Only two horses swept the series. The first was the great Man o’War in 1920, and the second was Zev in 1923. Interestingly, both horses also won a second leg of the modern Triple Crown, with Man o’War taking the Preakness and Zev adding the Kentucky Derby.

Identity Crisis

The Belmont Stakes has been run at four different tracks throughout its history, though all have been in New York. It is most commonly associated with the track that shares its name- Belmont Park- but the track was not built until the race itself was nearly four decades old. From 1867 until 1889, the race was run at Jerome Park, and from 1890 until Belmont Park’s opening in 1905, it was held at Morris Park. Finally, the race was held at Aqueduct from 1963-1967, as Belmont Park was undergoing renovations.

It has also been held at several different distances. Most runnings have been held at 1 ½ miles; however, the race has also been run at 1 ⅝ miles (1867-1873), 1 ¼ miles (1890-1892, 1895, 1904-1905), 1 ⅛ mile (1893-1894, 2020), and 1 ⅜ miles (1896-1903 and 1906-1925).
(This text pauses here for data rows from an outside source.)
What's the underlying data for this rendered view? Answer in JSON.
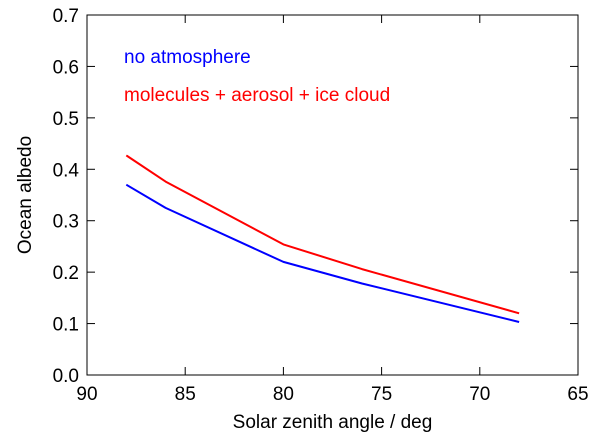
{
  "chart_data": {
    "type": "line",
    "xlabel": "Solar zenith angle / deg",
    "ylabel": "Ocean albedo",
    "xlim": [
      90,
      65
    ],
    "ylim": [
      0.0,
      0.7
    ],
    "x_reversed": true,
    "grid": false,
    "legend_placement": "top-left",
    "x_ticks": [
      90,
      85,
      80,
      75,
      70,
      65
    ],
    "y_ticks": [
      0.0,
      0.1,
      0.2,
      0.3,
      0.4,
      0.5,
      0.6,
      0.7
    ],
    "x_tick_labels": [
      "90",
      "85",
      "80",
      "75",
      "70",
      "65"
    ],
    "y_tick_labels": [
      "0.0",
      "0.1",
      "0.2",
      "0.3",
      "0.4",
      "0.5",
      "0.6",
      "0.7"
    ],
    "series": [
      {
        "name": "no atmosphere",
        "color": "#0000ff",
        "x": [
          88,
          86,
          80,
          76,
          68
        ],
        "y": [
          0.37,
          0.325,
          0.22,
          0.178,
          0.103
        ]
      },
      {
        "name": "molecules + aerosol + ice cloud",
        "color": "#ff0000",
        "x": [
          88,
          86,
          80,
          76,
          68
        ],
        "y": [
          0.427,
          0.376,
          0.254,
          0.206,
          0.12
        ]
      }
    ]
  }
}
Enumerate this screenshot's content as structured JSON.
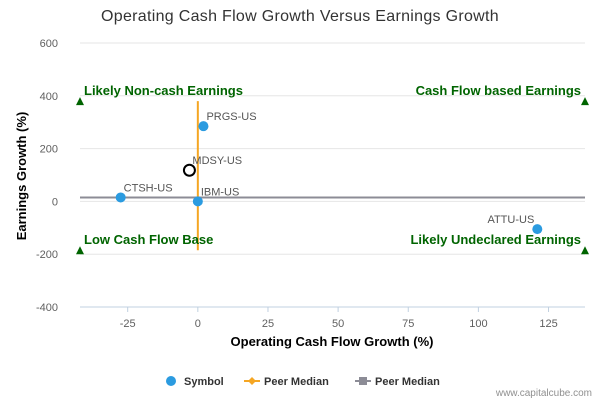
{
  "chart_data": {
    "type": "scatter",
    "title": "Operating Cash Flow Growth Versus Earnings Growth",
    "xlabel": "Operating Cash Flow Growth (%)",
    "ylabel": "Earnings Growth (%)",
    "xlim": [
      -42,
      138
    ],
    "ylim": [
      -400,
      600
    ],
    "x_ticks": [
      -25,
      0,
      25,
      50,
      75,
      100,
      125
    ],
    "y_ticks": [
      -400,
      -200,
      0,
      200,
      400,
      600
    ],
    "x_tick_labels": [
      "-25",
      "0",
      "25",
      "50",
      "75",
      "100",
      "125"
    ],
    "y_tick_labels": [
      "-400",
      "-200",
      "0",
      "200",
      "400",
      "600"
    ],
    "points": [
      {
        "label": "PRGS-US",
        "x": 2,
        "y": 285,
        "style": "filled"
      },
      {
        "label": "MDSY-US",
        "x": -3,
        "y": 118,
        "style": "highlight"
      },
      {
        "label": "CTSH-US",
        "x": -27.5,
        "y": 15,
        "style": "filled"
      },
      {
        "label": "IBM-US",
        "x": 0,
        "y": 0,
        "style": "filled"
      },
      {
        "label": "ATTU-US",
        "x": 121,
        "y": -105,
        "style": "filled"
      }
    ],
    "peer_median_x": 0,
    "peer_median_y": 15,
    "quadrant_labels": [
      {
        "text": "Likely Non-cash Earnings",
        "position": "top-left",
        "marker_x": -42,
        "marker_y": 380
      },
      {
        "text": "Cash Flow based Earnings",
        "position": "top-right",
        "marker_x": 138,
        "marker_y": 380
      },
      {
        "text": "Low Cash Flow Base",
        "position": "bottom-left",
        "marker_x": -42,
        "marker_y": -185
      },
      {
        "text": "Likely Undeclared Earnings",
        "position": "bottom-right",
        "marker_x": 138,
        "marker_y": -185
      }
    ],
    "legend": [
      {
        "label": "Symbol",
        "type": "point"
      },
      {
        "label": "Peer Median",
        "type": "vertical-line"
      },
      {
        "label": "Peer Median",
        "type": "horizontal-line"
      }
    ],
    "legend_position": "bottom-center"
  },
  "colors": {
    "point": "#2b9be0",
    "highlight_stroke": "#000000",
    "peer_median_vertical": "#f5a623",
    "peer_median_horizontal": "#8c8c96",
    "quadrant": "#006400",
    "grid": "#e6e6e6"
  },
  "credit": "www.capitalcube.com"
}
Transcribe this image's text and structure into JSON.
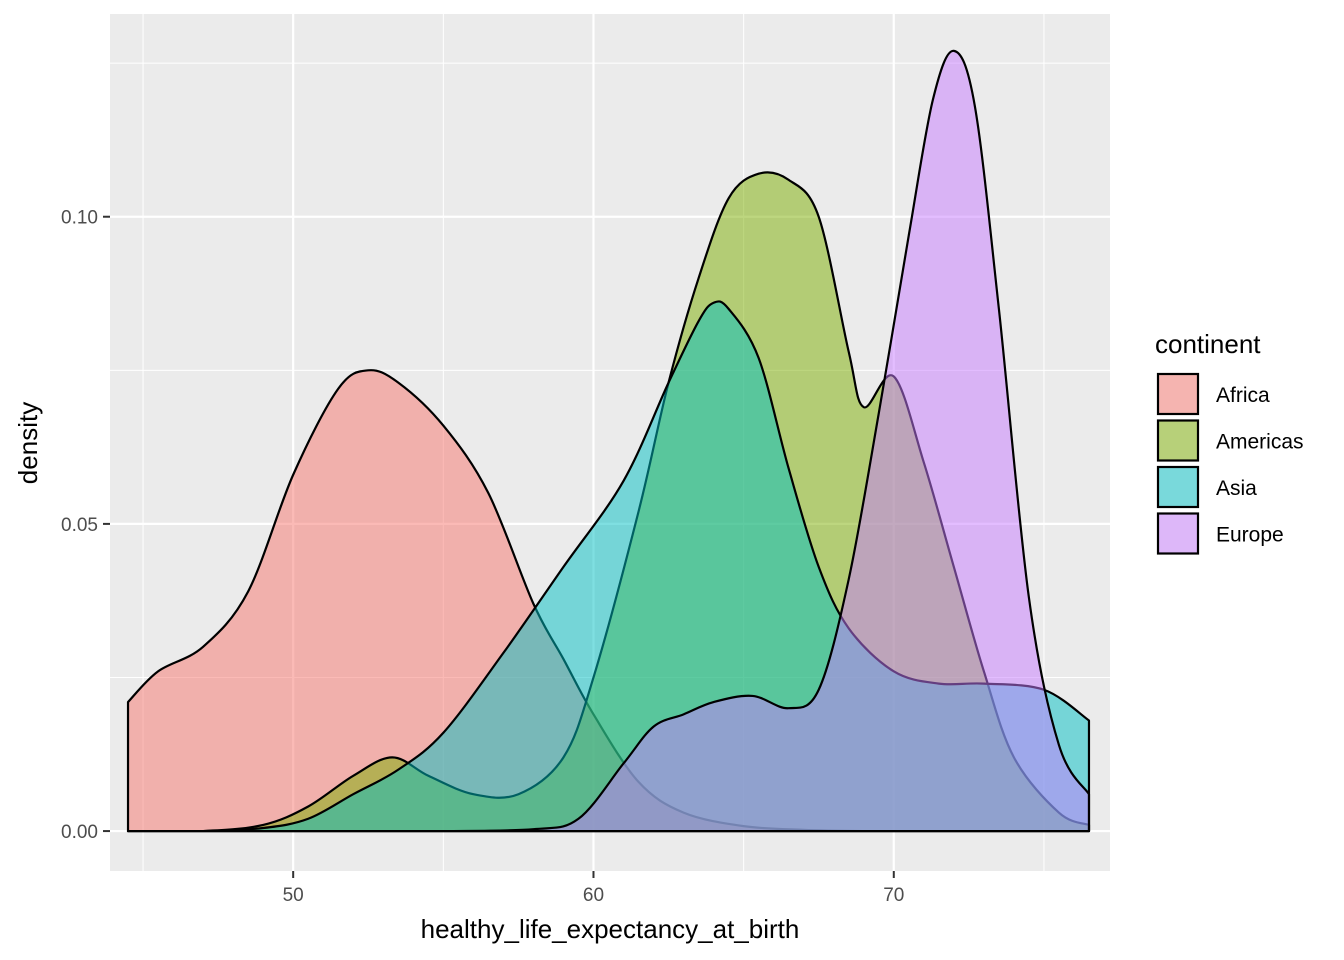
{
  "chart_data": {
    "type": "area",
    "subtype": "density",
    "xlabel": "healthy_life_expectancy_at_birth",
    "ylabel": "density",
    "xlim": [
      43.9,
      77.2
    ],
    "ylim": [
      -0.0065,
      0.133
    ],
    "x_ticks": [
      50,
      60,
      70
    ],
    "y_ticks": [
      0.0,
      0.05,
      0.1
    ],
    "x_tick_labels": [
      "50",
      "60",
      "70"
    ],
    "y_tick_labels": [
      "0.00",
      "0.05",
      "0.10"
    ],
    "grid": true,
    "legend": {
      "title": "continent",
      "position": "right"
    },
    "series": [
      {
        "name": "Africa",
        "color": "#F8766D",
        "x": [
          44.5,
          45.5,
          47.0,
          48.5,
          50.0,
          51.5,
          52.5,
          53.5,
          55.0,
          56.5,
          58.0,
          59.0,
          60.0,
          61.5,
          63.0,
          65.0,
          67.0,
          69.0,
          71.0,
          73.0,
          75.0,
          76.5
        ],
        "y": [
          0.021,
          0.026,
          0.03,
          0.039,
          0.058,
          0.072,
          0.075,
          0.073,
          0.066,
          0.055,
          0.037,
          0.028,
          0.019,
          0.008,
          0.003,
          0.0008,
          0.0002,
          0.0,
          0.0,
          0.0,
          0.0,
          0.0
        ]
      },
      {
        "name": "Americas",
        "color": "#7CAE00",
        "x": [
          44.5,
          47.0,
          49.0,
          50.5,
          52.0,
          53.3,
          54.5,
          56.0,
          57.5,
          59.0,
          60.0,
          61.5,
          62.5,
          63.5,
          64.5,
          65.5,
          66.5,
          67.5,
          68.5,
          69.0,
          70.0,
          71.0,
          72.0,
          73.0,
          74.0,
          75.5,
          76.5
        ],
        "y": [
          0.0,
          0.0,
          0.001,
          0.004,
          0.009,
          0.012,
          0.009,
          0.006,
          0.006,
          0.012,
          0.025,
          0.052,
          0.073,
          0.09,
          0.103,
          0.107,
          0.106,
          0.1,
          0.078,
          0.069,
          0.074,
          0.06,
          0.043,
          0.026,
          0.012,
          0.003,
          0.001
        ]
      },
      {
        "name": "Asia",
        "color": "#00BFC4",
        "x": [
          44.5,
          47.0,
          49.0,
          50.5,
          52.0,
          53.5,
          55.0,
          57.0,
          59.0,
          61.0,
          62.5,
          63.5,
          64.0,
          64.5,
          65.5,
          66.5,
          67.5,
          68.5,
          70.0,
          71.5,
          73.0,
          75.0,
          76.5
        ],
        "y": [
          0.0,
          0.0,
          0.0005,
          0.002,
          0.006,
          0.01,
          0.016,
          0.029,
          0.043,
          0.057,
          0.073,
          0.083,
          0.086,
          0.085,
          0.077,
          0.059,
          0.043,
          0.033,
          0.026,
          0.024,
          0.024,
          0.023,
          0.018
        ]
      },
      {
        "name": "Europe",
        "color": "#C77CFF",
        "x": [
          44.5,
          50.0,
          55.0,
          58.0,
          59.5,
          61.0,
          62.0,
          63.0,
          64.0,
          65.3,
          66.5,
          67.5,
          68.5,
          69.5,
          70.5,
          71.3,
          72.0,
          72.7,
          73.5,
          74.5,
          75.5,
          76.5
        ],
        "y": [
          0.0,
          0.0,
          0.0,
          0.0003,
          0.002,
          0.011,
          0.017,
          0.019,
          0.021,
          0.022,
          0.02,
          0.023,
          0.041,
          0.068,
          0.097,
          0.119,
          0.127,
          0.118,
          0.085,
          0.038,
          0.014,
          0.006
        ]
      }
    ]
  }
}
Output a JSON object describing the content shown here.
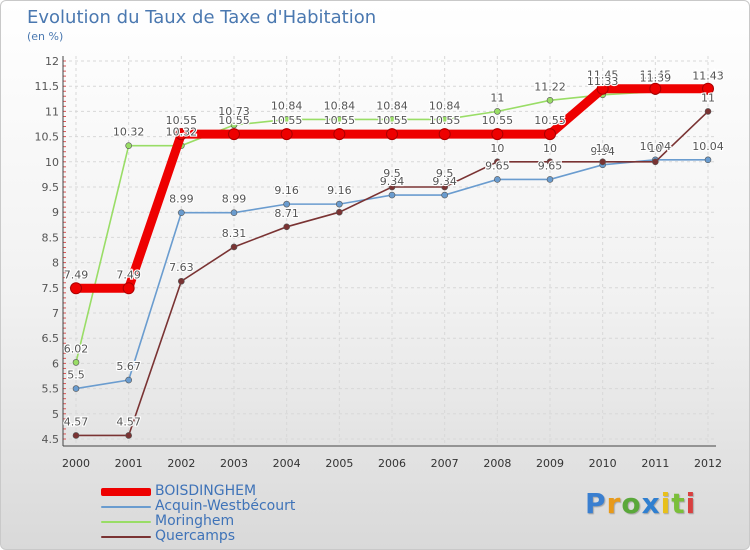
{
  "title": "Evolution du Taux de Taxe d'Habitation",
  "subtitle": "(en %)",
  "chart_data": {
    "type": "line",
    "title": "Evolution du Taux de Taxe d'Habitation",
    "ylabel": "(en %)",
    "xlabel": "",
    "ylim": [
      4.5,
      12
    ],
    "grid": true,
    "categories": [
      "2000",
      "2001",
      "2002",
      "2003",
      "2004",
      "2005",
      "2006",
      "2007",
      "2008",
      "2009",
      "2010",
      "2011",
      "2012"
    ],
    "yticks": [
      "4.5",
      "5",
      "5.5",
      "6",
      "6.5",
      "7",
      "7.5",
      "8",
      "8.5",
      "9",
      "9.5",
      "10",
      "10.5",
      "11",
      "11.5",
      "12"
    ],
    "series": [
      {
        "name": "BOISDINGHEM",
        "color": "#ee0000",
        "emphasis": true,
        "values": [
          7.49,
          7.49,
          10.55,
          10.55,
          10.55,
          10.55,
          10.55,
          10.55,
          10.55,
          10.55,
          11.45,
          11.45,
          11.45
        ],
        "labels": [
          "7.49",
          "7.49",
          "10.55",
          "10.55",
          "10.55",
          "10.55",
          "10.55",
          "10.55",
          "10.55",
          "10.55",
          "11.45",
          "11.45",
          "11.45"
        ]
      },
      {
        "name": "Acquin-Westbécourt",
        "color": "#6a9ccf",
        "values": [
          5.5,
          5.67,
          8.99,
          8.99,
          9.16,
          9.16,
          9.34,
          9.34,
          9.65,
          9.65,
          9.94,
          10.04,
          10.04
        ],
        "labels": [
          "5.5",
          "5.67",
          "8.99",
          "8.99",
          "9.16",
          "9.16",
          "9.34",
          "9.34",
          "9.65",
          "9.65",
          "9.94",
          "10.04",
          "10.04"
        ]
      },
      {
        "name": "Moringhem",
        "color": "#99dd66",
        "values": [
          6.02,
          10.32,
          10.32,
          10.73,
          10.84,
          10.84,
          10.84,
          10.84,
          11,
          11.22,
          11.33,
          11.39,
          11.43
        ],
        "labels": [
          "6.02",
          "10.32",
          "10.32",
          "10.73",
          "10.84",
          "10.84",
          "10.84",
          "10.84",
          "11",
          "11.22",
          "11.33",
          "11.39",
          "11.43"
        ]
      },
      {
        "name": "Quercamps",
        "color": "#7a3333",
        "values": [
          4.57,
          4.57,
          7.63,
          8.31,
          8.71,
          9,
          9.5,
          9.5,
          10,
          10,
          10,
          10,
          11
        ],
        "labels": [
          "4.57",
          "4.57",
          "7.63",
          "8.31",
          "8.71",
          "",
          "9.5",
          "9.5",
          "10",
          "10",
          "10",
          "10",
          "11"
        ]
      }
    ]
  },
  "legend": {
    "items": [
      {
        "label": "BOISDINGHEM",
        "color": "#ee0000"
      },
      {
        "label": "Acquin-Westbécourt",
        "color": "#6a9ccf"
      },
      {
        "label": "Moringhem",
        "color": "#99dd66"
      },
      {
        "label": "Quercamps",
        "color": "#7a3333"
      }
    ]
  },
  "logo": {
    "letters": [
      "P",
      "r",
      "o",
      "x",
      "i",
      "t",
      "i"
    ],
    "colors": [
      "#3a7fd0",
      "#e89a1a",
      "#5aa83a",
      "#2f7fd0",
      "#e8c01a",
      "#7bbf3a",
      "#d94040"
    ]
  }
}
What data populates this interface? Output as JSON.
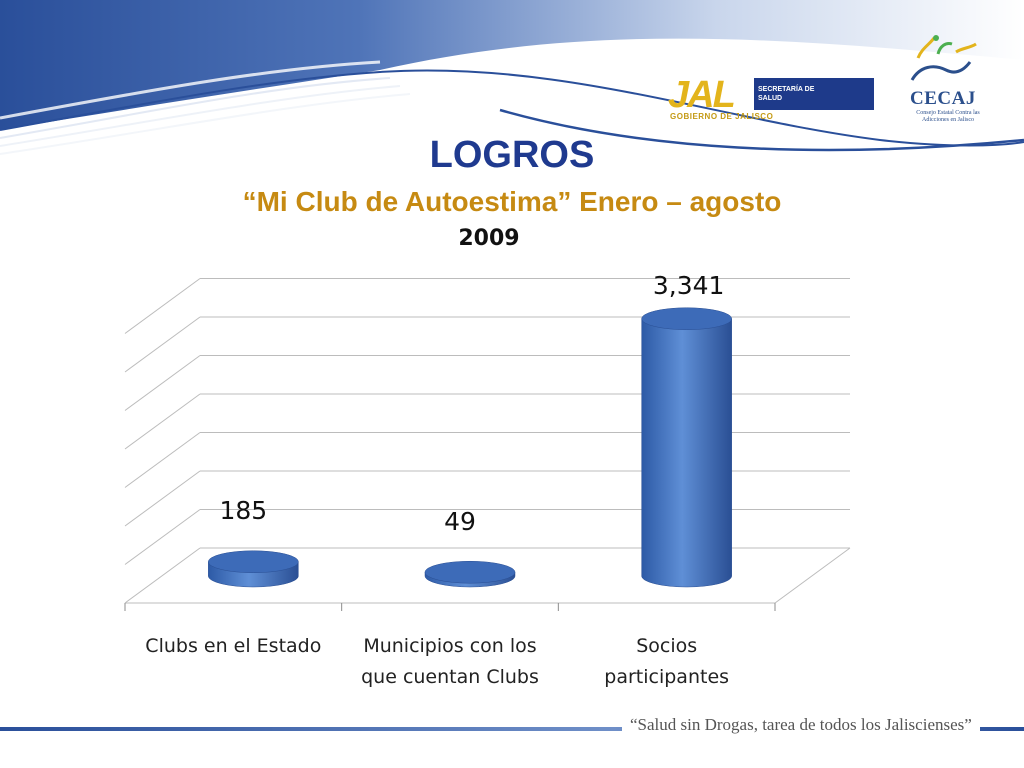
{
  "header": {
    "jal_logo": {
      "word": "JAL",
      "sub": "GOBIERNO DE JALISCO",
      "box_line1": "SECRETARÍA DE",
      "box_line2": "SALUD"
    },
    "cecaj_logo": {
      "name": "CECAJ",
      "sub": "Consejo Estatal Contra las Adicciones en Jalisco"
    },
    "colors": {
      "brand_blue": "#1f3a8f",
      "brand_gold": "#c68a12"
    }
  },
  "slide": {
    "title": "LOGROS",
    "subtitle": "“Mi Club de Autoestima” Enero – agosto",
    "year": "2009"
  },
  "chart_data": {
    "type": "bar",
    "style": "3d-cylinder",
    "categories": [
      [
        "Clubs en el Estado"
      ],
      [
        "Municipios con los",
        "que cuentan Clubs"
      ],
      [
        "Socios",
        "participantes"
      ]
    ],
    "series": [
      {
        "values": [
          185,
          49,
          3341
        ],
        "data_labels": [
          "185",
          "49",
          "3,341"
        ],
        "color": "#4a78c2"
      }
    ],
    "ylim": [
      0,
      3500
    ],
    "grid": true,
    "legend": "none"
  },
  "footer": {
    "slogan": "“Salud sin Drogas, tarea de todos los Jaliscienses”"
  }
}
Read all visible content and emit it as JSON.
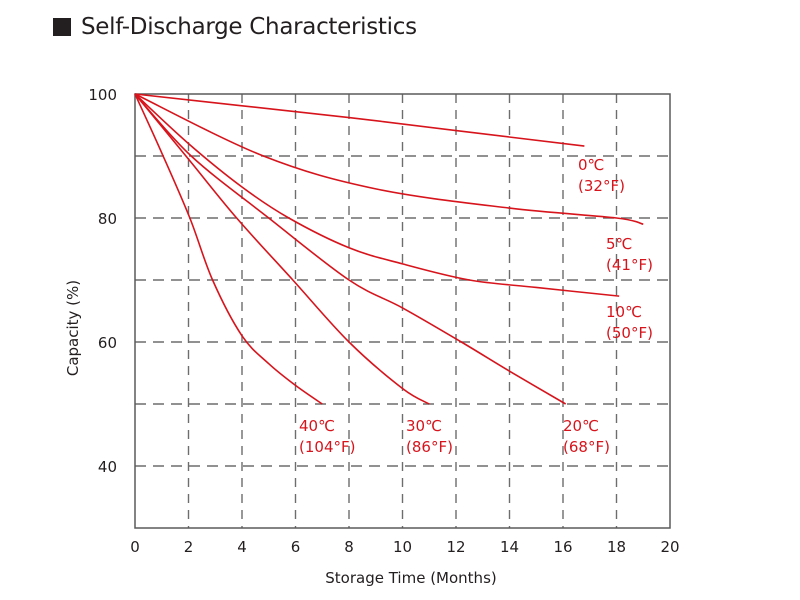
{
  "chart_data": {
    "type": "line",
    "title": "Self-Discharge Characteristics",
    "xlabel": "Storage Time (Months)",
    "ylabel": "Capacity (%)",
    "xlim": [
      0,
      20
    ],
    "ylim": [
      30,
      100
    ],
    "x_ticks": [
      0,
      2,
      4,
      6,
      8,
      10,
      12,
      14,
      16,
      18,
      20
    ],
    "y_ticks": [
      40,
      60,
      80,
      100
    ],
    "grid": true,
    "legend": "none (direct labels at line ends)",
    "series_color": "#d7141c",
    "series": [
      {
        "name": "0℃ (32°F)",
        "label_c": "0℃",
        "label_f": "(32°F)",
        "points": [
          [
            0,
            100
          ],
          [
            4,
            98.1
          ],
          [
            8,
            96.2
          ],
          [
            12,
            94.1
          ],
          [
            16.8,
            91.6
          ]
        ]
      },
      {
        "name": "5℃ (41°F)",
        "label_c": "5℃",
        "label_f": "(41°F)",
        "points": [
          [
            0,
            100
          ],
          [
            4.8,
            90
          ],
          [
            9,
            84.7
          ],
          [
            14,
            81.6
          ],
          [
            18,
            80
          ],
          [
            19,
            79
          ]
        ]
      },
      {
        "name": "10℃ (50°F)",
        "label_c": "10℃",
        "label_f": "(50°F)",
        "points": [
          [
            0,
            100
          ],
          [
            2,
            92
          ],
          [
            4,
            85
          ],
          [
            5.75,
            80
          ],
          [
            8,
            75.2
          ],
          [
            10,
            72.6
          ],
          [
            12.5,
            70
          ],
          [
            15,
            68.8
          ],
          [
            18.1,
            67.4
          ]
        ]
      },
      {
        "name": "20℃ (68°F)",
        "label_c": "20℃",
        "label_f": "(68°F)",
        "points": [
          [
            0,
            100
          ],
          [
            2.1,
            90
          ],
          [
            5,
            80
          ],
          [
            8,
            70
          ],
          [
            10,
            65.5
          ],
          [
            12.2,
            60
          ],
          [
            14,
            55.3
          ],
          [
            16.1,
            50
          ]
        ]
      },
      {
        "name": "30℃ (86°F)",
        "label_c": "30℃",
        "label_f": "(86°F)",
        "points": [
          [
            0,
            100
          ],
          [
            2,
            89.5
          ],
          [
            3.8,
            80
          ],
          [
            5.9,
            70
          ],
          [
            8,
            60
          ],
          [
            10,
            52.5
          ],
          [
            11,
            50
          ]
        ]
      },
      {
        "name": "40℃ (104°F)",
        "label_c": "40℃",
        "label_f": "(104°F)",
        "points": [
          [
            0,
            100
          ],
          [
            1,
            90.5
          ],
          [
            2.05,
            80
          ],
          [
            2.9,
            70
          ],
          [
            4,
            61
          ],
          [
            5,
            56.5
          ],
          [
            6,
            53
          ],
          [
            7,
            50
          ]
        ]
      }
    ]
  }
}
More recently, traditions surrounding the race have been tinkered with. For many years, the traditional cocktail of the Belmont Stakes was the White Carnation, which never gained the popularity of the Derby’s Mint Julep or the Preakness’s Black-Eyed Susan. In 1997, the drink was changed to the punch-like Belmont Breeze, which was discarded in 2011 in favor of the bourbon-and-pomegranate Belmont Jewel.

The music of the Belmont was changed alongside the drinks. The song “Sidewalks of New York” was played prior to the race until 1997, when it was replaced by “Theme from New York, New York.” In 2010, “Empire State of Mind” was the official song, but it reverted back to “Theme from New York, New York” the following year and has remained such in every subsequent running.

This One’s For The Girls

Three fillies have won the Belmont Stakes: Ruthless won the inaugural running in 1867, Tanya won in 1905, and Rags to Riches prevailed in 2007. Interestingly, none of the fillies won at the same distance; Ruthless ran 1 ⅝ mile, Tanya at 1 ¼ mile, and Rags to Riches at the traditional 1 ½ miles.

The Belmont Stakes is also the only Triple Crown race to have been taken by a female jockey. In 1993, Hall of Fame jockey Julie Krone piloted the longshot Colonial Affair to victory in the historic race.

Favored Running Styles

Many casual fans assume that the longer distance of the Belmont Stakes would better suit a horse who comes from off the pace, but the wide turns and the short stretch of Belmont Park actually make closing more difficult for most horses.

The most recent Belmont winners have been on or near the pace throughout the race, and although a few closers have crept into second or third, most deep closers in the twenty-first century have failed to hit the board in the Belmont.